Strong and terse: he was shaken and emotional. I felt the emotion too, but also I was trying to learn how to write dialogue. That meant that I would go home and scribble down what I remembered. I don’t think I was being callous. I’m still moved by what he said. Yet I’d have forgotten about it years ago if I hadn’t written it down.
I’ve never used it in a book. I wouldn't use anything like that directly. But there’ve been plenty of times when it’s handy to turn up an old diary and find something to jog the mind into action. Writing about weather is a good example. Me and my brother walking on the moors in the heavy winter snow of 1979:
In places the snow looked just like the surface of a clean new mushroom, white and peeling a little all over. Later, coming down the tarn road, shadows on the snow were a luminous, pale violet.
I’d never have come up with that description if I hadn’t seen it, and I’d never have remembered it if I hadn’t written it down. Nor would I easily remember how intolerant and opinionated I could be as a teenager especially when taking an interest in current affairs. The Troubles in Northern Ireland were the daily stuff of the news then. Ignorant and biased, I took my tone completely from my parents, and wrote stuff which, er, frankly I’m too embarrassed to quote. Suffice it to say that my school fountain pen positively spluttered with my thirteen-year old British pride… I doubt if anybody would believe it if I put it in a book.

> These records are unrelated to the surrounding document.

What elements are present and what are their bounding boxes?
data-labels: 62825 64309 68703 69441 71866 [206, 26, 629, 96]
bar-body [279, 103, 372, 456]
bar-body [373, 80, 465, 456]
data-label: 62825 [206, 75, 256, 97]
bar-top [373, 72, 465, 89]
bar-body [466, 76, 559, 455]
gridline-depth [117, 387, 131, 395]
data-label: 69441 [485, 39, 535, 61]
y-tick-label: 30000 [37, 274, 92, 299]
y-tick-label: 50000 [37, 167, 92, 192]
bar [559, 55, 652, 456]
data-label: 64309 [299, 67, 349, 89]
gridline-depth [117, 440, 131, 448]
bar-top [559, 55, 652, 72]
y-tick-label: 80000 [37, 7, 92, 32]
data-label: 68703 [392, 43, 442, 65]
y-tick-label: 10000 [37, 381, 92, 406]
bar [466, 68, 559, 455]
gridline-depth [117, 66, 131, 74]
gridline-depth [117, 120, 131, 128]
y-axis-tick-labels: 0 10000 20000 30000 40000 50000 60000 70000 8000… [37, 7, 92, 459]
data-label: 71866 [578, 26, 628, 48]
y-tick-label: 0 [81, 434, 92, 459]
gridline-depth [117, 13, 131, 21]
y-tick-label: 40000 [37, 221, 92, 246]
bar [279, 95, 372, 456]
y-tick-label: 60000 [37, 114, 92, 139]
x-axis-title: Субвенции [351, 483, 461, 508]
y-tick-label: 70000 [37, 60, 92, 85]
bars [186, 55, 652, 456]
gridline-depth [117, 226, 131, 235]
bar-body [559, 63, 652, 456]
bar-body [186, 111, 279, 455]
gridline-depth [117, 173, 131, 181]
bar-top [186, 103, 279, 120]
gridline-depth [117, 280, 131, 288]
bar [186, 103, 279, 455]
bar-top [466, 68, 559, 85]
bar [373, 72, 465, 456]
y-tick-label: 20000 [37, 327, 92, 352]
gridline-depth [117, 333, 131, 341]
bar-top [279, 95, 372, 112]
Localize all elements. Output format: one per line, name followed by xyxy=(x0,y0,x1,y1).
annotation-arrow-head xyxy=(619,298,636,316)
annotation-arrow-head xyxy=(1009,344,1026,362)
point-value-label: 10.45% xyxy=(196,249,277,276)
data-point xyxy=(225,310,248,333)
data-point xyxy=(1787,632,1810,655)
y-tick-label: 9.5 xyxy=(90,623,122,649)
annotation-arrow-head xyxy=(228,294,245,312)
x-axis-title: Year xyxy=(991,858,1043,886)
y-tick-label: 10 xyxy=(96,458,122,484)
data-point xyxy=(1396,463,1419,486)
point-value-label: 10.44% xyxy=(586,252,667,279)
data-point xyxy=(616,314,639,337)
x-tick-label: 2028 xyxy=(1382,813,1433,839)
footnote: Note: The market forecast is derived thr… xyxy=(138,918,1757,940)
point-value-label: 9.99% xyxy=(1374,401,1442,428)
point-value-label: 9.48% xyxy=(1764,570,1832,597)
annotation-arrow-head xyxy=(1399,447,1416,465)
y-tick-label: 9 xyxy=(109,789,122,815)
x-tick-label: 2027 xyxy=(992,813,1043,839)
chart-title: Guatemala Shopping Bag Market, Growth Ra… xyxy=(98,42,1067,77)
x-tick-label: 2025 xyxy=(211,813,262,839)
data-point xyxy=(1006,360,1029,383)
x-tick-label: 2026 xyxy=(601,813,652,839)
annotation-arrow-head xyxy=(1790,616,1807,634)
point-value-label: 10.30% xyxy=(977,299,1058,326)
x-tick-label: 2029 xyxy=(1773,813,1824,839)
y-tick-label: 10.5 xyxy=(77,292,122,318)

Come to think of it, are there any books about teenagers which credit them with political awareness? (Well, maybe not awareness exactly in my case, but certainly passions?) Do we tend to assume that they're only interested in one another?
We all think we can remember just how it felt to be young. But a diary is there as a sort of reality check. I said and wrote some things which now seem outrageous - and I'm sure, without the diary there to prove it, I'd have edited them out of my memory.

1 comment:

Nick Green said...

"I doubt if anybody would believe it if I put it in a book."

This struck a chord! I've never kept a diary, but am cursed with a good memory of what I thought, felt and did back in those days. And you're right, few writers would ever dare create such a character; not only would he be unbelievable, inconsistent and irrational, he would probably also be thoroughly unlikeable!

I wish I were the diary-keeping kind... it sounds like you've got a gold mine there.